Since the work of Serre in the early 50's on homotopy groups of spheres, it is known that the homotopy group $\pi_k(S^n)$ is finite, except when $k=n$ (in which case the group is $\mathbb{Z}$), or when $n$ is even and $k=2n-1$ (in which case the group is the direct sum of $\mathbb{Z}$ and a finite group). As a consequence, the stable homotopy groups $\pi_k^s$ are finite groups for $k>0$, and $\pi_0^s \cong \mathbb{Z}$.
The work of Serre was done before anyone knew about stable homotopy theory and chromatic methods, and this makes me wonder about the following questions.
Question 1: Is it possible to use methods from stable/chromatic homotopy theory to prove finiteness of stable homotopy groups of spheres directly, without having to compute any unstable homotopy groups of spheres?
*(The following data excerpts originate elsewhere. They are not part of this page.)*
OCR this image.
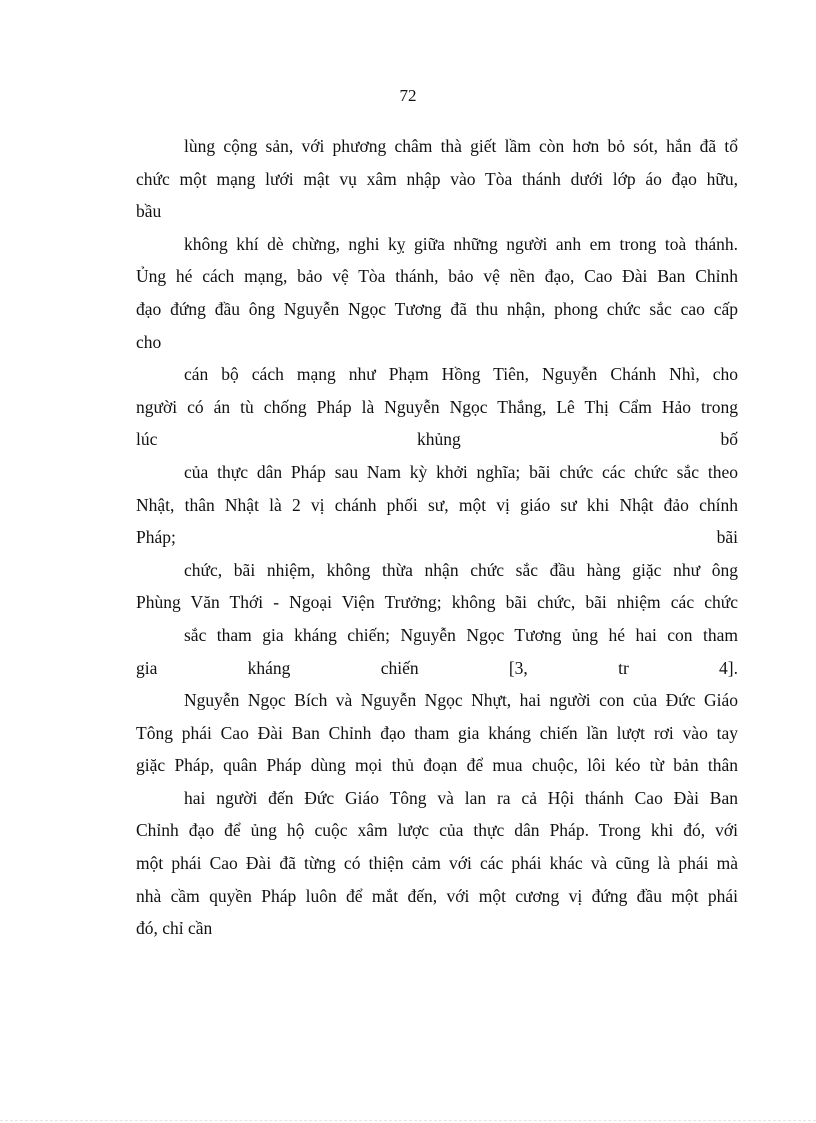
72
lùng cộng sản, với phương châm thà giết lầm còn hơn bỏ sót, hắn đã tổ
chức một mạng lưới mật vụ xâm nhập vào Tòa thánh dưới lớp áo đạo hữu,
bầu
không khí dè chừng, nghi kỵ giữa những người anh em trong toà thánh.
Ủng hé cách mạng, bảo vệ Tòa thánh, bảo vệ nền đạo, Cao Đài Ban Chỉnh
đạo đứng đầu ông Nguyễn Ngọc Tương đã thu nhận, phong chức sắc cao cấp
cho
cán bộ cách mạng như Phạm Hồng Tiên, Nguyễn Chánh Nhì, cho
người có án tù chống Pháp là Nguyễn Ngọc Thắng, Lê Thị Cẩm Hảo trong
lúc khủng bố
của thực dân Pháp sau Nam kỳ khởi nghĩa; bãi chức các chức sắc theo
Nhật, thân Nhật là 2 vị chánh phối sư, một vị giáo sư khi Nhật đảo chính
Pháp; bãi
chức, bãi nhiệm, không thừa nhận chức sắc đầu hàng giặc như ông
Phùng Văn Thới - Ngoại Viện Trưởng; không bãi chức, bãi nhiệm các chức
sắc tham gia kháng chiến; Nguyễn Ngọc Tương ủng hé hai con tham
gia kháng chiến [3, tr 4].
Nguyễn Ngọc Bích và Nguyễn Ngọc Nhựt, hai người con của Đức Giáo
Tông phái Cao Đài Ban Chỉnh đạo tham gia kháng chiến lần lượt rơi vào tay
giặc Pháp, quân Pháp dùng mọi thủ đoạn để mua chuộc, lôi kéo từ bản thân
hai người đến Đức Giáo Tông và lan ra cả Hội thánh Cao Đài Ban
Chỉnh đạo để ủng hộ cuộc xâm lược của thực dân Pháp. Trong khi đó, với
một phái Cao Đài đã từng có thiện cảm với các phái khác và cũng là phái mà
nhà cầm quyền Pháp luôn để mắt đến, với một cương vị đứng đầu một phái
đó, chỉ cần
Question 2: Is there any philosophical or conceptual reason for why these groups should be finite?
Best Answer
I agree with Ryan that Serre's proof can be viewed as perfectly conceptual, but here is a modern version. Accept from Serre that the homotopy groups of spheres are finitely generated. Let $k\colon S^n \longrightarrow K(\mathbf{Z},n)$ be the canonical map. We know how to rationalize spaces and maps. The rationalization of $k$ is a map $k_{0}\colon S^n_{0}\longrightarrow K(\mathbf{Q},n)$. If $n$ is odd, $k_0$ is an isomorphism on rational cohomology and therefore an equivalence. If $n$ is even, a very little cohomological calculation shows that the fiber of $k_{0}$ is $K(\mathbf{Q},2n-1)$. Since the homotopy groups of spheres are finitely generated, the kernel of the map on homotopy groups induced by the rationalization $S^n\longrightarrow S^n_{0}$ is finite in each degree. The rank of the free part is immediate from what I've said about $S^n_{0}$. Serre's theorem follows. This uses no calculation of unstable homotopy groups except maybe deep down that $\pi_n(S^n) = \mathbf{Z}$.